The ESD protection device 100 as shown in FIG. 1 was proven effective for long semi-rigid coaxial cables. The ESD protection device 100 includes active components in active component slots 102. When a cable is connected to the ESD protection device 100, the inner conductor (not shown) attached to the active component does not rotate when the cable is connected due to the bend in the EDS protection device, seen in FIG. 1.
A very high failure rate was found when the cable length was shortened and the bent section removed to fit the form factor requirements of a sampling oscilloscope product line such as an external time-domain reflectometer (TDR) module protector. The shortened ESD protection device 200 fails because the fragile active components in active component slots 102 are torn apart due to a center cable conductor of the ESD protection device 200 is rotated from its original position, which tears the active components in the active component slots 102. A shortened cable does not have enough PTFE, or Teflon, to hold the center conductor in place. As a result, the cable center conductor will rotate along with the soldered on connector center pin as it rotated by a user. Rotation of this center conductor drags one of the attached arms of the active components in the active components slot 102 and rips them apart because each of the active components' arms are still attached to the stationary outer conductor. It turns out that center pin rotation on SMA (SubMiniature version A) style high frequency connectors has historically been a problem and troubled the industry for some time. The triggering action is that users usually often inadvertently rotate the body of the mating parts instead of just rotating the connector coupling nut as the user should when engaging the connectors.
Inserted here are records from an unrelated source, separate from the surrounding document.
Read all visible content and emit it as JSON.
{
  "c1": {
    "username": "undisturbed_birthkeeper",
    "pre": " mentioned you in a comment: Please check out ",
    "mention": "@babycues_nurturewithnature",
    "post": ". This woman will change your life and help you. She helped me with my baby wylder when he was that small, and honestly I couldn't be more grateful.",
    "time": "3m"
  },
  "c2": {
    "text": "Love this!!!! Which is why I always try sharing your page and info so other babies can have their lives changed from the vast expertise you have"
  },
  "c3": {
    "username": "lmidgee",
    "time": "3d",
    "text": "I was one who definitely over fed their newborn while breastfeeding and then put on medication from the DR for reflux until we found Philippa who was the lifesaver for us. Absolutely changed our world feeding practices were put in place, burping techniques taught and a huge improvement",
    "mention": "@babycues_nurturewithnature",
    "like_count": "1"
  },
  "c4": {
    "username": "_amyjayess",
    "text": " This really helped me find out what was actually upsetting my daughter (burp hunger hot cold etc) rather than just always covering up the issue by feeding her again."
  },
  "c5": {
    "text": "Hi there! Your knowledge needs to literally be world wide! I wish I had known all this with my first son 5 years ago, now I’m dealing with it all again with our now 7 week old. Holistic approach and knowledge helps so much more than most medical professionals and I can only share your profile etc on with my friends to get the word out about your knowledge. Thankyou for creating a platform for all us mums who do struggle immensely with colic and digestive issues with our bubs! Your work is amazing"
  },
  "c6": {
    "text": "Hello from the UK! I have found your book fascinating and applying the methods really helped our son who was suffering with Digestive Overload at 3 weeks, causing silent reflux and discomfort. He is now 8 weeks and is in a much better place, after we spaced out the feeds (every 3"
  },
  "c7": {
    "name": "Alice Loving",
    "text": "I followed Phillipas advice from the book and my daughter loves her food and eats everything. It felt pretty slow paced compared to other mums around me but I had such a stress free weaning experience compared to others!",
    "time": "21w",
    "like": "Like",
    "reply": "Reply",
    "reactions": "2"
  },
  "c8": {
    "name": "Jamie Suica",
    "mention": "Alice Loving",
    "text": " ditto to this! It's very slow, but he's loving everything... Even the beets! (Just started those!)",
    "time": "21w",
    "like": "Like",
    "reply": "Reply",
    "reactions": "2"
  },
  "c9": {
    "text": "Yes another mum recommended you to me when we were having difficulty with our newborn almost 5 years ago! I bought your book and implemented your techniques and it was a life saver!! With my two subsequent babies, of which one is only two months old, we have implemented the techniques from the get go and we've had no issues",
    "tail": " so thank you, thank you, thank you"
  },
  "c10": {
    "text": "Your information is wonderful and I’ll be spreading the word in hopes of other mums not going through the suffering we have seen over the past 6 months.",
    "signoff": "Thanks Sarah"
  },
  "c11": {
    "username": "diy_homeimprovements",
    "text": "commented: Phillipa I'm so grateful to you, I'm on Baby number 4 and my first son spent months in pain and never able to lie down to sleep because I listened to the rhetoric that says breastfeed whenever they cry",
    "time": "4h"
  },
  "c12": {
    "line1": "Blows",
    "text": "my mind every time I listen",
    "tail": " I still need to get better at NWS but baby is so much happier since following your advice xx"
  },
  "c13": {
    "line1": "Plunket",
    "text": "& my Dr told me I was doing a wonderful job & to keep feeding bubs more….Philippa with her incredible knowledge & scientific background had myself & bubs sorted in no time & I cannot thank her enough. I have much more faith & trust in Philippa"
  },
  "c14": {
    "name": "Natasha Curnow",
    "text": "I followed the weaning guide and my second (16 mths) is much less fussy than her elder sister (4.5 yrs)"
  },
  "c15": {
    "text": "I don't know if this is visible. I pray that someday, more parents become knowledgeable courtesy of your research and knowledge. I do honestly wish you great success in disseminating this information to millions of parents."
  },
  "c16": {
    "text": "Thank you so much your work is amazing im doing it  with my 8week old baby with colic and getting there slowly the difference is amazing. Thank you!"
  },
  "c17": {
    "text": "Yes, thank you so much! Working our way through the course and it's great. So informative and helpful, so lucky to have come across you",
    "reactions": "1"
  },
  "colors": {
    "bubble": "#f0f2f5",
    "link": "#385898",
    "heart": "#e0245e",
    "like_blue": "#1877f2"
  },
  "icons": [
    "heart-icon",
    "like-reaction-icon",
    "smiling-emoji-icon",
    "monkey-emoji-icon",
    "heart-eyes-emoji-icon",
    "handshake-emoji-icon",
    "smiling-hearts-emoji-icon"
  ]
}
This causes the active components in the active component slots 102 to tear in the shortened ESD protection device 200. As discussed above, the bend shown in FIG. 1 protects the inner conductor in the longer ESD protection device 100 from being rotated and damaging its installed active components.
Accordingly, a need remains for an ESD protection device 200 which is short in length and does not include the bend of the ESD protection device 100, but that prevents tearing of the active components in the active component slots 102 when connected to a cable.